While Smallville has been a little in the headlines in more recent years thanks to Tom Welling and Erica Durance's Clark Kent and Lois Lane turning up in the Arrowverse's Crisis on Infinite Earths crossover, or even in the shocking real-life revelations about Chloe Sullivan actress Allison Mack, there's still so much about the series that many fans have no idea about.
Every heard the one about the Supernatural and Smallville crossover? Or the planned Smallville spin-off shows? Or the fact that Batman was intended to have a major part to play in Smallvile? Or even who else was close to landing the role of Clark Kent that ultimately went to Tom Welling?
Here then, dear reader, are all of the juicy nuggets and tidbits that you could ever possibly need to know about the dearly-missed Smallville.
10. It Was Originally Intended To Be A Batman Show
Before Smallville became the Smalllville that audiences knew and loved for ten seasons, the original plan for the series was for it to actually be an exploration of the younger days of Bruce Wayne and his ascension towards becoming Batman.

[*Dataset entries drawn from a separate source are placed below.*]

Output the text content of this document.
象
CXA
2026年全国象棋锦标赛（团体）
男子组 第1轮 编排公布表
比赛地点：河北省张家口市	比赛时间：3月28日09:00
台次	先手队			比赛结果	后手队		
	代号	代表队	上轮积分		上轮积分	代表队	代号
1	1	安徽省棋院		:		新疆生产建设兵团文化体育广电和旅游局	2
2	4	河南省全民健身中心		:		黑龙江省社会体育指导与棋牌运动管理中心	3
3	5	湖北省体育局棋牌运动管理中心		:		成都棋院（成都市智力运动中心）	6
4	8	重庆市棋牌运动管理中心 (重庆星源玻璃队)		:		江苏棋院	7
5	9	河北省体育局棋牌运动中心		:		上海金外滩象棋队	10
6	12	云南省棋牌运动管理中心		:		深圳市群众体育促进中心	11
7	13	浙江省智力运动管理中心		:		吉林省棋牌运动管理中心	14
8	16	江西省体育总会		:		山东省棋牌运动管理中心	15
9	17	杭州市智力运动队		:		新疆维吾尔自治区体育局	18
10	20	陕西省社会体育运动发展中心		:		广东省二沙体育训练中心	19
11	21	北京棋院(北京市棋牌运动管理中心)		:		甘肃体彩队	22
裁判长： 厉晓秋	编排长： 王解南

Of course, that series would not have been called Smallville, for Smallville is a Superman-driven title. Regardless, loose plans were in place for a show shining a light on Bruce's journey to the cape and cowl. Those plans, however, were shelved after Warner Bros. decided to move forward with a new Batman film.
At this point in time, Warner Bros. and DC Comics put in place restrictions that become known as the Bat-embargo. Basically, with plans afoot for a silver screen return for the World's Greatest Detective, the powers-that-be didn't want to muddy the waters by having several different versions of the Dark Knight in play across different mediums. So much so, that even animated series The Batman was restricted in the use of certain characters.
With the Caped Crusader off the table, Alfred Gough and Miles Millar would take the concept of a hero's younger days and spin it into what became Smallville. And the rest, as they say, is history.
As for that new Batman movie, that would eventually go on to be Christopher Nolan's Batman Begins. For a look at the formative years of Bruce Wayne and his taking on of the Batman moniker, that idea would be revisited over a decade down the line with Gotham.